Türkiye’nin yakın geleceğini, 7 Haziran seçimlerinde ortaya çıkacak olan tabloya göre okumak, özellikle de parlamentodaki aritmetiğe göre tahminlerde bulunmak, bir yere kadar bizi aydınlatabilir. Seçmenin sandığa yansıyan iradesi, yakın geleceğin yol haritasıdır aynı zamanda.
Ancak bu konudaki öngörülerin basit bir matematik hesaptan çok, şu anda ufukta görünmeyen bazı ittifaklar üzerine yoğunlaşması daha farklı kapılar açabilir önümüze.
Günlerdir şöyle bir algı operasyonu şekillendiriliyor. AK Parti, yüzde 40’ın üzerinde oy alsa bile; sözgelimi HDP’nin barajı geçmesi durumunda, anayasa değişikliği şöyle dursun, tek başına iktidar olacak sayıyı bile zor bulabilir.

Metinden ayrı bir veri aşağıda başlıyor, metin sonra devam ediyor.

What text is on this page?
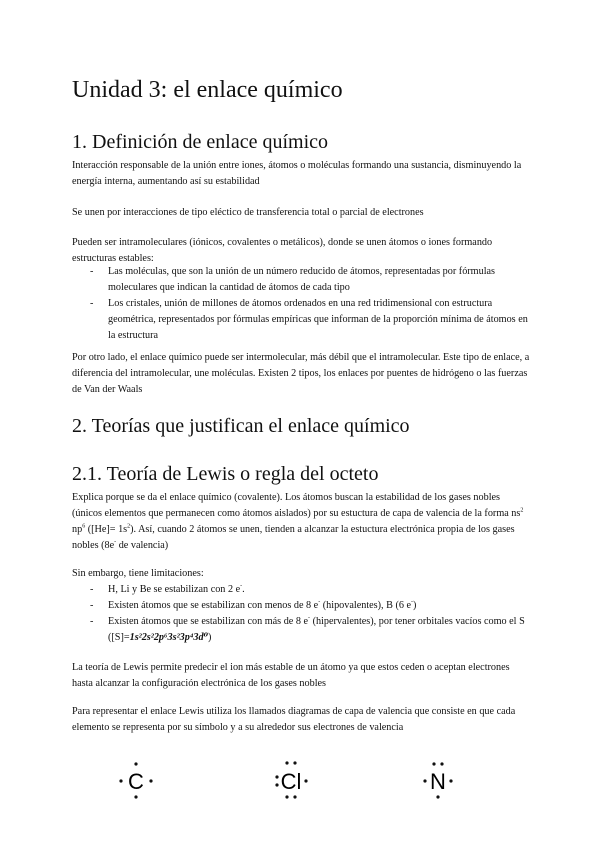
Unidad 3: el enlace químico
1. Definición de enlace químico
Interacción responsable de la unión entre iones, átomos o moléculas formando una sustancia, disminuyendo la energía interna, aumentando así su estabilidad
Se unen por interacciones de tipo eléctico de transferencia total o parcial de electrones
Pueden ser intramoleculares (iónicos, covalentes o metálicos), donde se unen átomos o iones formando estructuras estables:
- Las moléculas, que son la unión de un número reducido de átomos, representadas por fórmulas moleculares que indican la cantidad de átomos de cada tipo
- Los cristales, unión de millones de átomos ordenados en una red tridimensional con estructura geométrica, representados por fórmulas empíricas que informan de la proporción mínima de átomos en la estructura
Por otro lado, el enlace químico puede ser intermolecular, más débil que el intramolecular. Este tipo de enlace, a diferencia del intramolecular, une moléculas. Existen 2 tipos, los enlaces por puentes de hidrógeno o las fuerzas de Van der Waals
2. Teorías que justifican el enlace químico
2.1. Teoría de Lewis o regla del octeto
Explica porque se da el enlace químico (covalente). Los átomos buscan la estabilidad de los gases nobles (únicos elementos que permanecen como átomos aislados) por su estuctura de capa de valencia de la forma $ns^2$ $np^6$ $([He]= 1s^2)$. Así, cuando 2 átomos se unen, tienden a alcanzar la estuctura electrónica propia de los gases nobles (8e- de valencia)
Sin embargo, tiene limitaciones:
- H, Li y Be se estabilizan con 2 e-.
- Existen átomos que se estabilizan con menos de 8 e- (hipovalentes), B (6 e-)
- Existen átomos que se estabilizan con más de 8 e- (hipervalentes), por tener orbitales vacíos como el S ([S]=1s²2s²2p⁶3s²3p⁴3d⁰)
La teoría de Lewis permite predecir el ion más estable de un átomo ya que estos ceden o aceptan electrones hasta alcanzar la configuración electrónica de los gases nobles
Para representar el enlace Lewis utiliza los llamados diagramas de capa de valencia que consiste en que cada elemento se representa por su símbolo y a su alrededor sus electrones de valencia
C	Cl	N
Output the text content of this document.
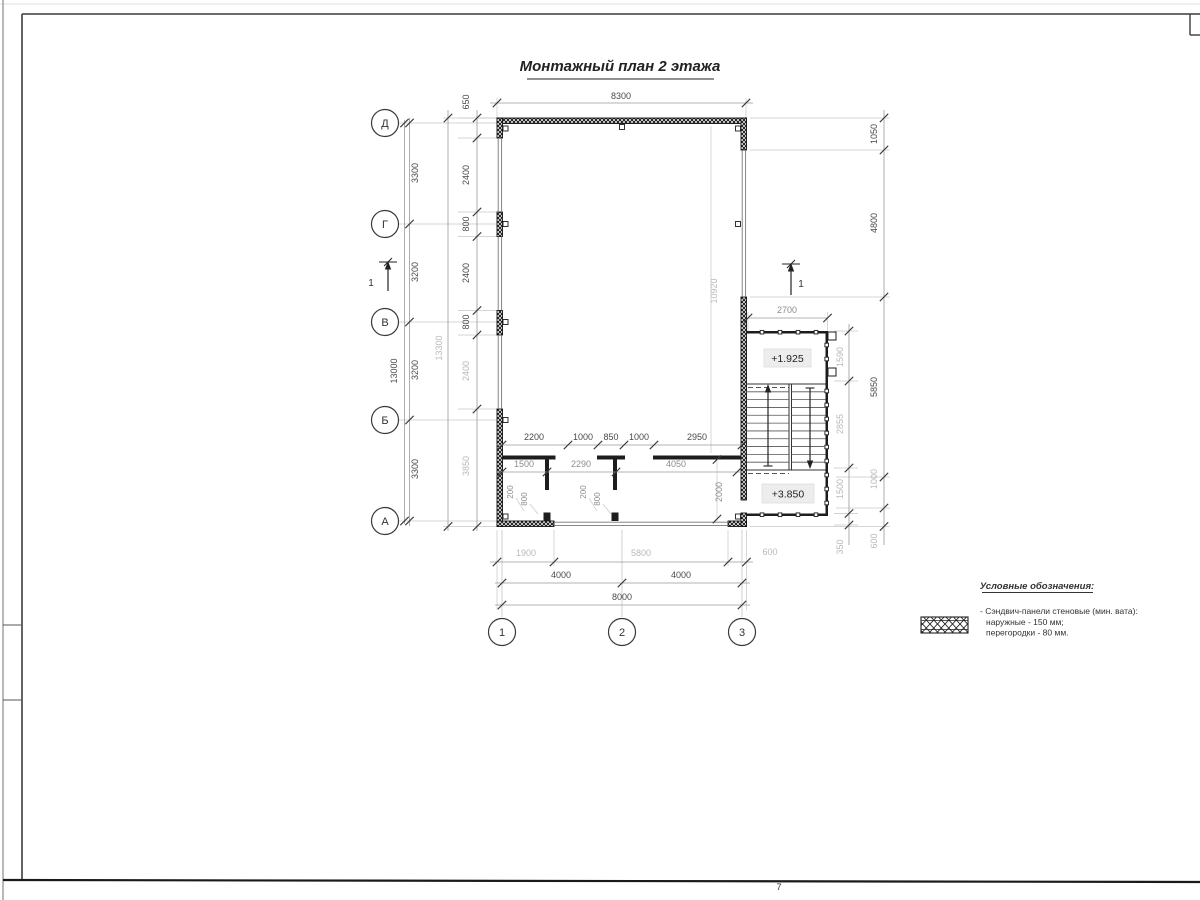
+1.925
+3.850
8300
3300
3200
3200
3300
13000
650
2400
800
2400
800
2400
3850
13300
1050
4800
5850
1000
600
1590
2855
1500
350
2700
2200	1000 850 1000	2950
1500	2290	4050
2000
10920
200
800
200
800
1900	5800	600
4000	4000
8000
1	1
Д
Г
В
Б
А
1	2	3
Монтажный план 2 этажа
Условные обозначения:
- Сэндвич-панели стеновые (мин. вата):
наружные - 150 мм;
перегородки - 80 мм.
7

Seçimde sandıktan çıkacak sonuçları, anketler, siyasi analizler ve benzeri araçlarla okuyanların, birbirinden farklı sonuçlara ulaşmasında şaşılacak bir durum yok. Hangi araçlarla sahaya bakarsanız bakın, bir parça kendinizi yansıtır elde ettiğiniz sonuçlar.